What is the yeast doing inside my bread?

We’ve teamed up with the folks behind BBC World Service’s CrowdScience to answer your questions on one topic - this week it's about yeast and how it works when making bread.


Yeast is a single-celled microbe belonging to the fungus family. There are around 1,500 known species, but the one used in baking is Saccharomyces cerevisiae. Its key property is the production of carbon dioxide (CO2) when it feeds on sugar molecules (a process known as fermentation). The CO2 gets trapped, creating a soft, spongy texture.

There are billions of yeast cells in a single sachet of yeast. The sugar they feed on comes from the bread’s flour, which is mainly starch: long chains of glucose molecules. These chains are too large for the yeast to metabolise, but bread flour also contains ‘amylase’ enzymes (these occur naturally, but are also often added to flours to boost levels), which, when you add water, chemically chop the starch chains into individual glucose molecules. The yeast cells eat this glucose, which they convert into energy, releasing water and the all-important CO2 as a by-product.
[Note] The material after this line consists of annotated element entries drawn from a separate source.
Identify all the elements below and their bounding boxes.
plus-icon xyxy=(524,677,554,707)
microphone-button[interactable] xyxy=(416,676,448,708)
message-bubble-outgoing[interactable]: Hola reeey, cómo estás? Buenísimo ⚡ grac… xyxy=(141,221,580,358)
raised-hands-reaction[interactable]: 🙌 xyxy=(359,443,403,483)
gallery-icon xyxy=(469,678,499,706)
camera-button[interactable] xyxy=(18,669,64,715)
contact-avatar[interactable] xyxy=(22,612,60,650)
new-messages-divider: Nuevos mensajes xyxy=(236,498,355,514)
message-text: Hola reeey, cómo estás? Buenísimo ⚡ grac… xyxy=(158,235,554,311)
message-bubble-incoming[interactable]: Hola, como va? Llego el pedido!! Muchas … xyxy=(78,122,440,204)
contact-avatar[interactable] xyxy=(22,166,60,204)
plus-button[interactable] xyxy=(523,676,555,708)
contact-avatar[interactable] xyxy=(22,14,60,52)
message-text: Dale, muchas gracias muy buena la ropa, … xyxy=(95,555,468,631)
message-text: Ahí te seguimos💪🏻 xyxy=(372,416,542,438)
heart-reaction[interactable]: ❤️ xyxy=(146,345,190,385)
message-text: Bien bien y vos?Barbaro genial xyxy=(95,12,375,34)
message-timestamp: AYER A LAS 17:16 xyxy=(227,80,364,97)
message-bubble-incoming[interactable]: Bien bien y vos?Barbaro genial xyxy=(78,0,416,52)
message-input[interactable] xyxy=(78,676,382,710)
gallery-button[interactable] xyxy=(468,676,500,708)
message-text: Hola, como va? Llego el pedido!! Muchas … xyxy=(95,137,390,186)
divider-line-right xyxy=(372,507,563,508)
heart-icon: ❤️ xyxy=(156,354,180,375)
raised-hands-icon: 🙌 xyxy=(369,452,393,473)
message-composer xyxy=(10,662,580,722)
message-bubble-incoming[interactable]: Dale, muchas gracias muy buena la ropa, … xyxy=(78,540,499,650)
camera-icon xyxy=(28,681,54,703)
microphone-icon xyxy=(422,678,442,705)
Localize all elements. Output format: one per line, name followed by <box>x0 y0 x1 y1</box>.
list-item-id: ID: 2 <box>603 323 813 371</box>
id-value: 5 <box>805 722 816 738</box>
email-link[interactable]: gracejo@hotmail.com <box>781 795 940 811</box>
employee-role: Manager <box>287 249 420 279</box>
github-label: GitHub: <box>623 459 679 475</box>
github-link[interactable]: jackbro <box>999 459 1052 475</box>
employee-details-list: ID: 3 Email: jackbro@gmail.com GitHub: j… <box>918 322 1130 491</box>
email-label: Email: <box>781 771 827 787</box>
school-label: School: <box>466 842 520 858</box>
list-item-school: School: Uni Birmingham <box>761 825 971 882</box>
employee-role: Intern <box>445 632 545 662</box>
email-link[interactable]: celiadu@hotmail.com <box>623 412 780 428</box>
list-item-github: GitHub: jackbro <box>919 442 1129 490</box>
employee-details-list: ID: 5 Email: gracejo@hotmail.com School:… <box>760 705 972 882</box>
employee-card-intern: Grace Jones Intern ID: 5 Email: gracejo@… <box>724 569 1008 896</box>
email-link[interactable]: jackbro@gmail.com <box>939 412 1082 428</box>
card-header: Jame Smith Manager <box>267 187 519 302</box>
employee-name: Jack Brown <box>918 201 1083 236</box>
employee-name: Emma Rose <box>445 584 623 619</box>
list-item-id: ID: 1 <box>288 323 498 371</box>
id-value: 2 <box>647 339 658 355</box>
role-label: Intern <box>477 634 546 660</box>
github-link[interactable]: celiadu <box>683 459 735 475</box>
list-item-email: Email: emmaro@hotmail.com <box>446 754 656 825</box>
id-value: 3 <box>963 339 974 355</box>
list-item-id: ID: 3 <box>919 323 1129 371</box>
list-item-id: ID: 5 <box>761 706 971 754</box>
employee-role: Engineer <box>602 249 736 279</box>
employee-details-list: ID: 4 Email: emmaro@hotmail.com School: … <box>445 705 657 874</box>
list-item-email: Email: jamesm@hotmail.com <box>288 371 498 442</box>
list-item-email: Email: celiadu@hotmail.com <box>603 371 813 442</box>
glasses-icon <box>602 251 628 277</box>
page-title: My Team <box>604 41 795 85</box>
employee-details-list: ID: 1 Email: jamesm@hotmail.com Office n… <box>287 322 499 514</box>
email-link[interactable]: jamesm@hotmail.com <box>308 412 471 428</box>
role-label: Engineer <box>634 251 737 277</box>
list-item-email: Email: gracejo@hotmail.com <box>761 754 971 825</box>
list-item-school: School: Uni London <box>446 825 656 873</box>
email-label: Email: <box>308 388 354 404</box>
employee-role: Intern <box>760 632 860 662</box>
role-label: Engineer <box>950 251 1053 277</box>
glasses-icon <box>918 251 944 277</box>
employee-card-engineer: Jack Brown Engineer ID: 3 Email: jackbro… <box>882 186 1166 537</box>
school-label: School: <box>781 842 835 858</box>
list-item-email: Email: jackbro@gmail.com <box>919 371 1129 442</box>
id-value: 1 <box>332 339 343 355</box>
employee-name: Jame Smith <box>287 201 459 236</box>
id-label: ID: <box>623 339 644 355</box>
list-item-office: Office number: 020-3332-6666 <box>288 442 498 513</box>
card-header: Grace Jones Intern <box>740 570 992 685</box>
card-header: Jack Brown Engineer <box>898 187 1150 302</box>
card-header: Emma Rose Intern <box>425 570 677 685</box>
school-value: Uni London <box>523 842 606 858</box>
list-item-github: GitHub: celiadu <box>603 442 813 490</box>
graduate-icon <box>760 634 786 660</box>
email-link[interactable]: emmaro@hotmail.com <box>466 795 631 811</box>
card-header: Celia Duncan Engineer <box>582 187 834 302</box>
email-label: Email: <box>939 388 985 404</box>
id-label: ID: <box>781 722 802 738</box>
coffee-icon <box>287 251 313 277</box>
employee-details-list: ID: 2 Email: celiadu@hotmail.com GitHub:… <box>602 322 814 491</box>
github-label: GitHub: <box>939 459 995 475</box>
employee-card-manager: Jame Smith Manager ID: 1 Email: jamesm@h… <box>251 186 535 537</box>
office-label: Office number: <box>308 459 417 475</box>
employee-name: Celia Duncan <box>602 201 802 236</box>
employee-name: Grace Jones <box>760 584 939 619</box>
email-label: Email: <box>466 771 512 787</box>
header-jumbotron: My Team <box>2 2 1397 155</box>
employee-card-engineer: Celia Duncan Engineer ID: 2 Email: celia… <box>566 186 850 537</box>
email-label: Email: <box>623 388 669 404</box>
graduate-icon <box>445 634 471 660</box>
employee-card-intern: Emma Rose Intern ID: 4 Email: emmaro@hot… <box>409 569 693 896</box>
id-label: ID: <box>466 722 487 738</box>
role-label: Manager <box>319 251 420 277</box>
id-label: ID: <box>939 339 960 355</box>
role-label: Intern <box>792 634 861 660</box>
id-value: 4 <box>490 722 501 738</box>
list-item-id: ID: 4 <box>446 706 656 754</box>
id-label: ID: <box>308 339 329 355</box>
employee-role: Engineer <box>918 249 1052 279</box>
Yeast grows and multiplies fastest between 30°C and 35ºC, which is why your dough rises best in the airing cupboard or on a warm windowsill. Towards the end of the proving, the yeast starts to run out of oxygen, so it can’t fully metabolise the sugar. Instead, it switches to an anaerobic process that doesn’t need oxygen, and produces alcohol (ethanol) instead of water as the by-product.

You can often smell the slightly fruity/sour products of this process in raw bread dough. When you bake your loaf, the heat of the oven evaporates all the alcohol, and also kills off the yeast cells, which have now done their job.